Il est de la responsabilité des ministres régionaux et fédéraux compétents de trouver des solutions pour compenser une diminution de l’aide, si tel devait être le cas au-delà de 2013, et c’est en ces termes que je le leur avais d’ailleurs déjà écrit lorsqu’il était question de diminuer l’aide dès cette année. 

En ce qui concerne mes compétences, j’ai organisé une concertation entre l’Agence fédérale pour la sécurité de la chaîne alimentaire (AFSCA) et les autres acteurs de la chaîne alimentaire pour permettre une utilisation optimale des invendus et donc lutter contre le gaspillage, notamment par une définition plus claire des notions de « dates limites de consommation » et de « à consommer de préférence avant », ce qui devrait permettre de mettre à disposition des banques alimentaires et autres organisations caritatives une plus grande quantité de denrées au bénéfice des personnes les plus précarisées de notre société tout en leur garantissant le même niveau sanitaire car il est hors de question de voir s’installer une sécurité alimentaire à deux vitesses.

De debatten betreffende de financiering van de voedselhulp aan de meest behoeftige bevolkingsgroepen voor de periode 2014-2020 via andere middelen dan die gewijd aan het gemeenschappelijk landbouwbeleid (GLB) zijn momenteel aan de gang op Europees niveau. Er werd tot op heden nog niets beslist.  
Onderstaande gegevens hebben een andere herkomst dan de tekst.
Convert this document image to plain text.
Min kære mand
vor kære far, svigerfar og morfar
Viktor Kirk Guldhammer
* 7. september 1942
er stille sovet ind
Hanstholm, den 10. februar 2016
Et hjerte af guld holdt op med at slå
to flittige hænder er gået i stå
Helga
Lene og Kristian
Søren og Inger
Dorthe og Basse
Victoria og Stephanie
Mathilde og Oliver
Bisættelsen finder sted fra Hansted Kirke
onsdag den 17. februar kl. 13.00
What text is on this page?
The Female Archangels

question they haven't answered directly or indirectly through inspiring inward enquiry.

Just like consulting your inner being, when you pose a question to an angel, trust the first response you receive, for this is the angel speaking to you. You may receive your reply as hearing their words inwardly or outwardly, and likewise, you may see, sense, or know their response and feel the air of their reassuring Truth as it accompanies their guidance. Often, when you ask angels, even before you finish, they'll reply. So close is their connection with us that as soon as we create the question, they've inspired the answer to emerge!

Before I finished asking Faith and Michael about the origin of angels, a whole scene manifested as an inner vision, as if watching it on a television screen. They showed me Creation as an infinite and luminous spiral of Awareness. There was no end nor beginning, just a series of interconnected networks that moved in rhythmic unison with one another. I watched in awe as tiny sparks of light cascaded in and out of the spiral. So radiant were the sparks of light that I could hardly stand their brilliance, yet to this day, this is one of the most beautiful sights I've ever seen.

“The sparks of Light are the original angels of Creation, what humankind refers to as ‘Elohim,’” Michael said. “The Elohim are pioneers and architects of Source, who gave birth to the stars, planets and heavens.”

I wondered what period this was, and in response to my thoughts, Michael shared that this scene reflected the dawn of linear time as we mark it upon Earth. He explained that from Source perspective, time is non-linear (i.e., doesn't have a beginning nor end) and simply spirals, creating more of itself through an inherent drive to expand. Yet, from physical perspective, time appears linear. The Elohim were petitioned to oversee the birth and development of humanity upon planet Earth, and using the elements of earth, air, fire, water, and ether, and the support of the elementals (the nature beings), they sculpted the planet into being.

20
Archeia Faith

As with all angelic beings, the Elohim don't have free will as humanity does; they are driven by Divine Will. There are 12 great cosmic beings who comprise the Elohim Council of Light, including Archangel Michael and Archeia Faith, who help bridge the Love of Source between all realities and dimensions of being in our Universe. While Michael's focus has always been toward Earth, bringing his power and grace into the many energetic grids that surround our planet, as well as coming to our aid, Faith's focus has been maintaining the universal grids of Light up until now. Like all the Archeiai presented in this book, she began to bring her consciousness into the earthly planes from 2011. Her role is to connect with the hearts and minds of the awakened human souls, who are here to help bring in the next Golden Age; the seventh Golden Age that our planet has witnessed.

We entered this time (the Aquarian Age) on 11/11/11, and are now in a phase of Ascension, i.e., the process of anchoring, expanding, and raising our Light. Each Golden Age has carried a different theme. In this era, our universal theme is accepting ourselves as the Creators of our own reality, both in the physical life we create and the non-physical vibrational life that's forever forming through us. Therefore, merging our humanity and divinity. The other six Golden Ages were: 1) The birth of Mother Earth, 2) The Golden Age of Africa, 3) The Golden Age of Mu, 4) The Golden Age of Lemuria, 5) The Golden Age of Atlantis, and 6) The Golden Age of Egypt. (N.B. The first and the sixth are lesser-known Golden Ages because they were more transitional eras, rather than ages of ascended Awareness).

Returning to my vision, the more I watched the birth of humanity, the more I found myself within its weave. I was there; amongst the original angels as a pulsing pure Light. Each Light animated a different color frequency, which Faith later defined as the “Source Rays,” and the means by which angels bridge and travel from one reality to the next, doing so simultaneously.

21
In 2011 hebben de voedselbanken 7 468 ton voedsel gekregen via het Europese hulpprogramma op een totaal van 13 385 ton (of meer dan 55 %). Dit houdt een verhoging in van bijna 40 % in vergelijking met 2008. Daardoor kon de vermindering worden gecompenseerd van voedsel geleverd door de industrie en de grootdistributie. Voor 2012 en 2013 zou het volume geleverd door dit programma hetzelfde moeten blijven.

Het zal aan de bevoegde gewestelijke en federale ministers zijn om oplossingen te vinden voor de compensatie van een vermindering van de steun als die er zou komen na 2013. Ik heb hen daarover al aangeschreven toen er sprake was van een vermindering van de steun vanaf dit jaar. 

Wat betreft mijn bevoegdheden, ik heb overleg georganiseerd tussen het Federaal Agentschap voor de veiligheid van de voedselketen (FAVV) en de andere actoren uit de voedselketen om een optimaal gebruik mogelijk te maken van onverkochte goederen en dus de strijd aan te gaan met de verspilling. Met name een duidelijkere definitie van de begrippen “uiterste consumptiedatum” en “minimale houdbaarheidsdatum” (bij voorkeur te gebruiken tot) zou het mogelijk moeten maken om een grotere hoeveelheid levensmiddelen ter beschikking te stellen van de voedselbanken en andere liefdadigheidsinstellingen ten voordele van de zwaksten in onze samenleving. Daarbij wordt hen hetzelfde sanitair niveau gewaarborgd omdat er geen sprake kan zijn van een voedselveiligheid met twee snelheden.